Janus Kinase Inhibitors for the Management of Patients With Inflammatory Bowel Disease.

In recent years, knowledge about the pathophysiology of inflammatory bowel disease (IBD) has led to the development of novel therapies and biologics with differing mechanisms of action. A major innovation has been the development of small molecules. Tofacitinib was the first pan-Janus kinase (Jak) inhibitor approved for the treatment of IBD, targeting the 4 isoforms of cytokine-associated Jaks (Jak1, Jak2, Jak3, and tyrosine-protein kinase 2). Compared with biologic agents, novel small molecules have a short half-life, a rapid onset of action, and no immunogenicity, but they are associated with a potentially increased risk of off-target side effects.

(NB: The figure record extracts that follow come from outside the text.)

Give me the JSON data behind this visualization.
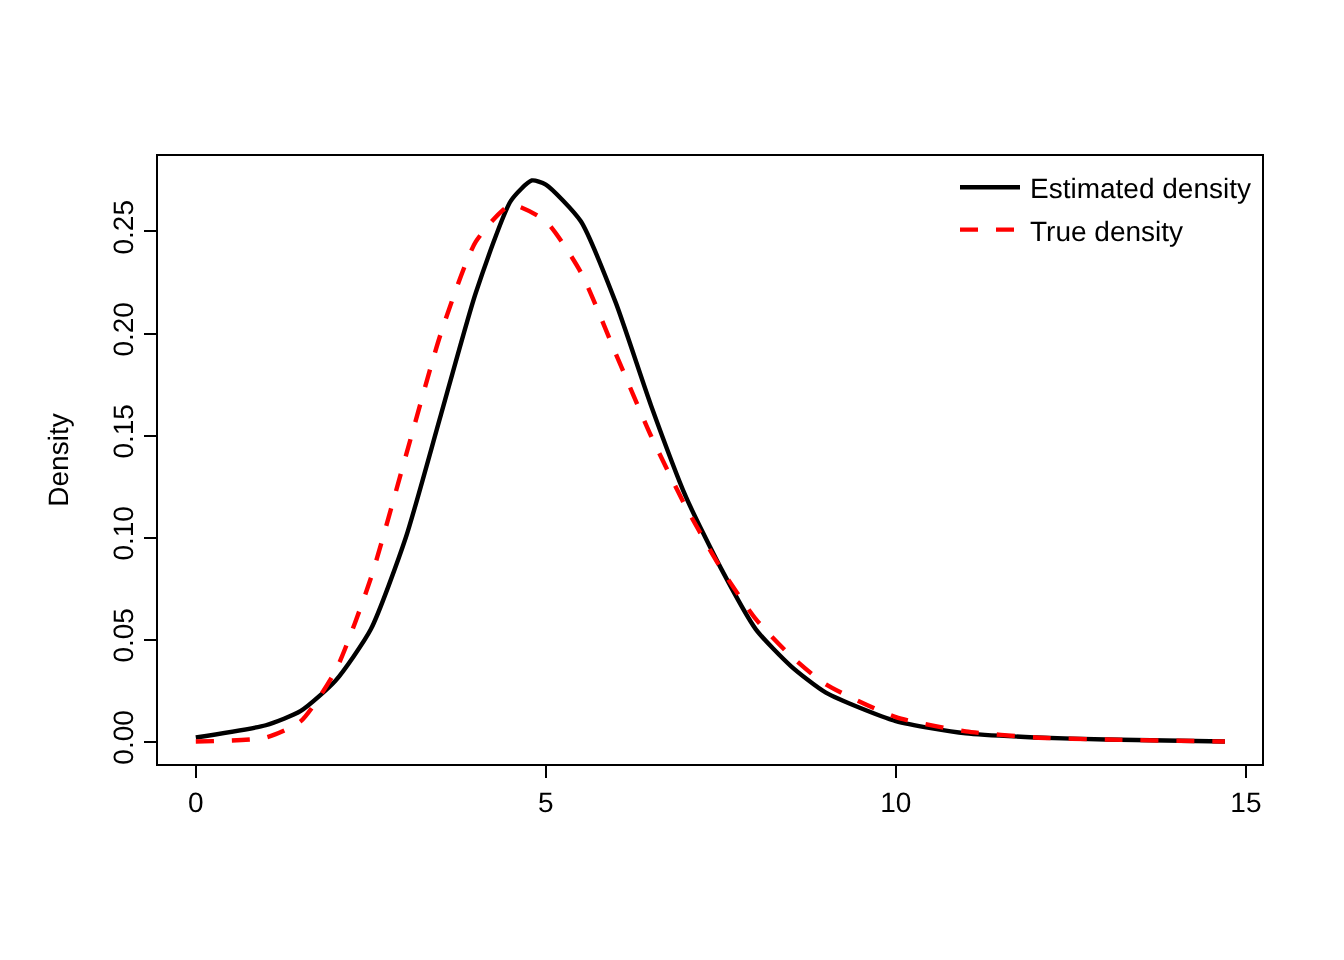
{
  "chart_data": {
    "type": "line",
    "ylabel": "Density",
    "xlim": [
      -0.54,
      15.23
    ],
    "ylim": [
      -0.011,
      0.287
    ],
    "xticks": [
      0,
      5,
      10,
      15
    ],
    "yticks": [
      {
        "value": 0,
        "label": "0.00"
      },
      {
        "value": 0.05,
        "label": "0.05"
      },
      {
        "value": 0.1,
        "label": "0.10"
      },
      {
        "value": 0.15,
        "label": "0.15"
      },
      {
        "value": 0.2,
        "label": "0.20"
      },
      {
        "value": 0.25,
        "label": "0.25"
      }
    ],
    "legend": "top right",
    "marker": "none",
    "series": [
      {
        "name": "Estimated density",
        "color": "#000000",
        "line_style": "solid",
        "x": [
          0,
          1,
          1.5,
          2,
          2.5,
          3,
          3.5,
          4,
          4.5,
          4.8,
          5,
          5.5,
          6,
          6.5,
          7,
          7.5,
          8,
          8.5,
          9,
          10,
          11,
          12,
          13,
          14.7
        ],
        "values": [
          0.002,
          0.008,
          0.015,
          0.03,
          0.055,
          0.1,
          0.16,
          0.22,
          0.265,
          0.275,
          0.273,
          0.255,
          0.215,
          0.165,
          0.12,
          0.085,
          0.055,
          0.037,
          0.024,
          0.01,
          0.004,
          0.002,
          0.001,
          0
        ]
      },
      {
        "name": "True density",
        "color": "#ff0000",
        "line_style": "dashed",
        "x": [
          0,
          1,
          1.5,
          2,
          2.5,
          3,
          3.5,
          4,
          4.5,
          5,
          5.5,
          6,
          6.5,
          7,
          7.5,
          8,
          8.5,
          9,
          10,
          11,
          12,
          13,
          14.7
        ],
        "values": [
          0,
          0.002,
          0.01,
          0.035,
          0.08,
          0.14,
          0.2,
          0.245,
          0.263,
          0.255,
          0.23,
          0.19,
          0.15,
          0.115,
          0.085,
          0.06,
          0.042,
          0.028,
          0.012,
          0.005,
          0.002,
          0.001,
          0
        ]
      }
    ]
  }
}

These differences in properties between biologic and oral small molecule therapies may be important when considering their relative treatment positioning and role in clinical practice. Although tofacitinib has been demonstrated to be highly effective as both first- and second-line therapy for ulcerative colitis, concerns about safety, including the risk of infection, venous thromboembolism, major adverse cardiovascular events, and malignancy, have dampened enthusiasm for its widespread use. Subsequently, several Jak inhibitors with more selective profiles, and potentially improved safety while maintaining treatment efficacy, are currently in late-stage clinical trials for use in patients with IBD. This article summarizes the current data regarding the use, safety, and efficacy of Jak inhibitors in patients with IBD.